Pitt nodded. “The Turtle was thought to have only enough air for a half hour. He could replenish his supply by surfacing as he crossed the harbor, but by the end of his attempt at boring into the Eagle he would have been delirious from too much carbon dioxide.
“They tried attacking a different ship a month later with the same result. Not long afterward, the British sank the Turtle’s support ship on the Jersey side of the harbor. Bushnell claims he salvaged the little sub, but its fate was lost to history.”
“Until now?” Thomas Gwynn hazarded.
“Exactly. Interesting, it wouldn’t be until almost a hundred years later that a submarine was successful at sinking an enemy warship. That was the Confederate sub Hunley, which rammed a torpedo into the USS Housatonic during the Civil War.”
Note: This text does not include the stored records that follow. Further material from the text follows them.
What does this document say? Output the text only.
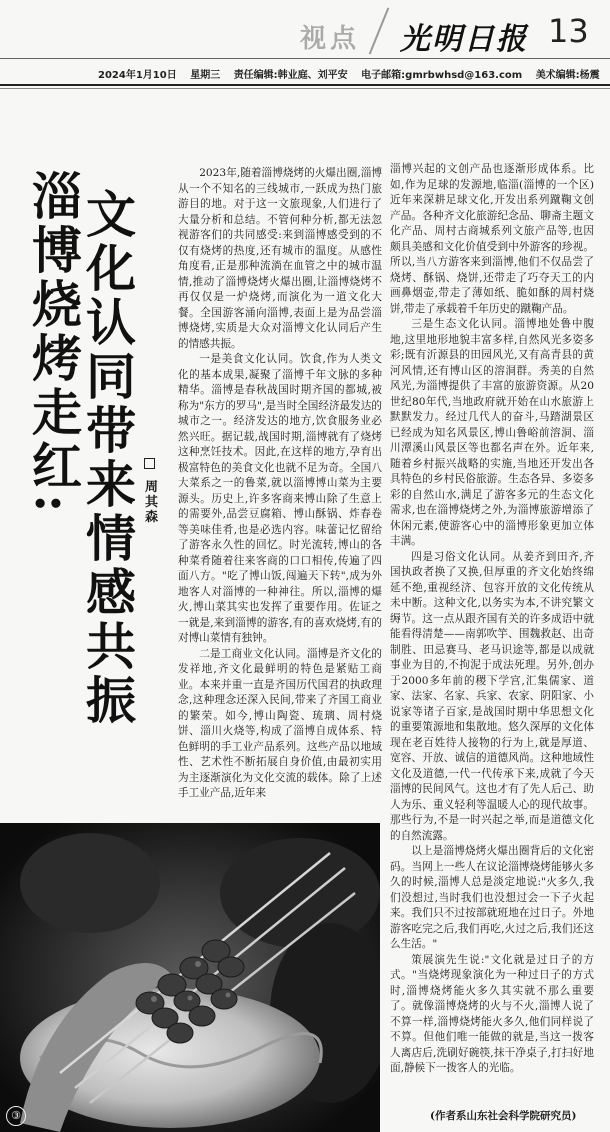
视点 光明日报 13
2024年1月10日 星期三 责任编辑:韩业庭、刘平安 电子邮箱:gmrbwhsd@163.com 美术编辑:杨震
淄博烧烤走红:
文化认同带来情感共振 周其森

2023年,随着淄博烧烤的火爆出圈,淄博从一个不知名的三线城市,一跃成为热门旅游目的地。对于这一文旅现象,人们进行了大量分析和总结。不管何种分析,都无法忽视游客们的共同感受:来到淄博感受到的不仅有烧烤的热度,还有城市的温度。从感性角度看,正是那种流淌在血管之中的城市温情,推动了淄博烧烤火爆出圈,让淄博烧烤不再仅仅是一炉烧烤,而演化为一道文化大餐。全国游客涌向淄博,表面上是为品尝淄博烧烤,实质是大众对淄博文化认同后产生的情感共振。

一是美食文化认同。饮食,作为人类文化的基本成果,凝聚了淄博千年文脉的多种精华。淄博是春秋战国时期齐国的都城,被称为"东方的罗马",是当时全国经济最发达的城市之一。经济发达的地方,饮食服务业必然兴旺。据记载,战国时期,淄博就有了烧烤这种烹饪技术。因此,在这样的地方,孕育出极富特色的美食文化也就不足为奇。全国八大菜系之一的鲁菜,就以淄博博山菜为主要源头。历史上,许多客商来博山除了生意上的需要外,品尝豆腐箱、博山酥锅、炸春卷等美味佳肴,也是必选内容。味蕾记忆留给了游客永久性的回忆。时光流转,博山的各种菜肴随着往来客商的口口相传,传遍了四面八方。"吃了博山饭,闯遍天下转",成为外地客人对淄博的一种神往。所以,淄博的爆火,博山菜其实也发挥了重要作用。佐证之一就是,来到淄博的游客,有的喜欢烧烤,有的对博山菜情有独钟。

二是工商业文化认同。淄博是齐文化的发祥地,齐文化最鲜明的特色是紧贴工商业。本来并重一直是齐国历代国君的执政理念,这种理念还深入民间,带来了齐国工商业的繁荣。如今,博山陶瓷、琉璃、周村烧饼、淄川火烧等,构成了淄博自成体系、特色鲜明的手工业产品系列。这些产品以地域性、艺术性不断拓展自身价值,由最初实用为主逐渐演化为文化交流的载体。除了上述手工业产品,近年来

淄博兴起的文创产品也逐渐形成体系。比如,作为足球的发源地,临淄(淄博的一个区)近年来深耕足球文化,开发出系列蹴鞠文创产品。各种齐文化旅游纪念品、聊斋主题文化产品、周村古商城系列文旅产品等,也因颇具美感和文化价值受到中外游客的珍视。所以,当八方游客来到淄博,他们不仅品尝了烧烤、酥锅、烧饼,还带走了巧夺天工的内画鼻烟壶,带走了薄如纸、脆如酥的周村烧饼,带走了承载着千年历史的蹴鞠产品。

三是生态文化认同。淄博地处鲁中腹地,这里地形地貌丰富多样,自然风光多姿多彩;既有沂源县的田园风光,又有高青县的黄河风情,还有博山区的溶洞群。秀美的自然风光,为淄博提供了丰富的旅游资源。从20世纪80年代,当地政府就开始在山水旅游上默默发力。经过几代人的奋斗,马踏湖景区已经成为知名风景区,博山鲁峪前溶洞、淄川潭溪山风景区等也都名声在外。近年来,随着乡村振兴战略的实施,当地还开发出各具特色的乡村民俗旅游。生态各异、多姿多彩的自然山水,满足了游客多元的生态文化需求,也在淄博烧烤之外,为淄博旅游增添了休闲元素,使游客心中的淄博形象更加立体丰满。

四是习俗文化认同。从姜齐到田齐,齐国执政者换了又换,但厚重的齐文化始终绵延不绝,重视经济、包容开放的文化传统从未中断。这种文化,以务实为本,不讲究繁文缛节。这一点从跟齐国有关的许多成语中就能看得清楚——南郭吹竽、围魏救赵、出奇制胜、田忌赛马、老马识途等,都是以成就事业为目的,不拘泥于成法死理。另外,创办于2000多年前的稷下学宫,汇集儒家、道家、法家、名家、兵家、农家、阴阳家、小说家等诸子百家,是战国时期中华思想文化的重要策源地和集散地。悠久深厚的文化体现在老百姓待人接物的行为上,就是厚道、宽容、开放、诚信的道德风尚。这种地域性文化及道德,一代一代传承下来,成就了今天淄博的民间风气。这也才有了先人后己、助人为乐、重义轻利等温暖人心的现代故事。那些行为,不是一时兴起之举,而是道德文化的自然流露。

以上是淄博烧烤火爆出圈背后的文化密码。当网上一些人在议论淄博烧烤能够火多久的时候,淄博人总是淡定地说:"火多久,我们没想过,当时我们也没想过会一下子火起来。我们只不过按部就班地在过日子。外地游客吃完之后,我们再吃,火过之后,我们还这么生活。"

策展演先生说:"文化就是过日子的方式。"当烧烤现象演化为一种过日子的方式时,淄博烧烤能火多久其实就不那么重要了。就像淄博烧烤的火与不火,淄博人说了不算一样,淄博烧烤能火多久,他们同样说了不算。但他们唯一能做的就是,当这一拨客人离店后,洗刷好碗筷,抹干净桌子,打扫好地面,静候下一拨客人的光临。

(作者系山东社会科学院研究员)
③
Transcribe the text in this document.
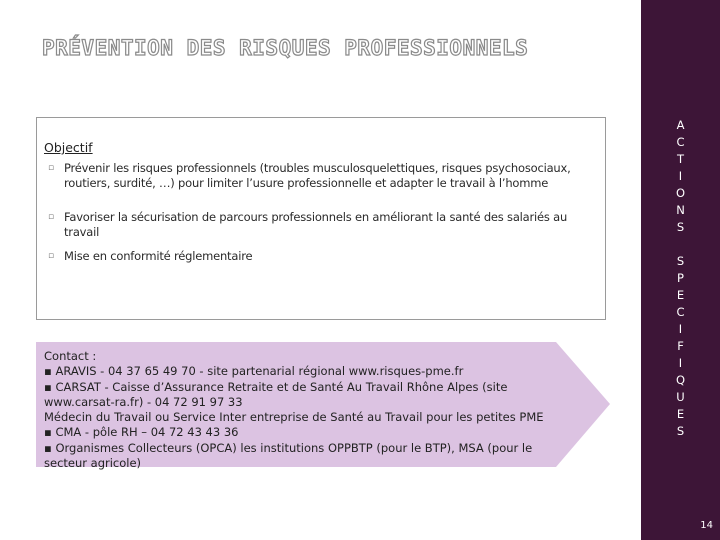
PRÉVENTION DES RISQUES PROFESSIONNELS
Objectif
▫ Prévenir les risques professionnels (troubles musculosquelettiques, risques psychosociaux, routiers, surdité, …) pour limiter l’usure professionnelle et adapter le travail à l’homme
▫ Favoriser la sécurisation de parcours professionnels en améliorant la santé des salariés au travail
▫ Mise en conformité réglementaire
Contact :
▪ ARAVIS - 04 37 65 49 70 - site partenarial régional www.risques-pme.fr
▪ CARSAT - Caisse d’Assurance Retraite et de Santé Au Travail Rhône Alpes (site
www.carsat-ra.fr) - 04 72 91 97 33
Médecin du Travail ou Service Inter entreprise de Santé au Travail pour les petites PME
▪ CMA - pôle RH – 04 72 43 43 36
▪ Organismes Collecteurs (OPCA) les institutions OPPBTP (pour le BTP), MSA (pour le
secteur agricole)
A
C
T
I
O
N
S
S
P
E
C
I
F
I
Q
U
E
S
14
They were approaching a large construction zone in a commercial section of the city. The ground was mostly broken-up asphalt. The nearby buildings were brick or metal and windowless. Several old smokestacks were silhouetted against the skyline. Dumpsters and rusted equipment littered the alleys between buildings, and most vertical surfaces were desecrated with multiple layers of graffiti, none of which could be considered art. The fine mist that had hung in the air all day became heavier. Not yet a rain, it was a perfect gloomy pall for the forlorn district.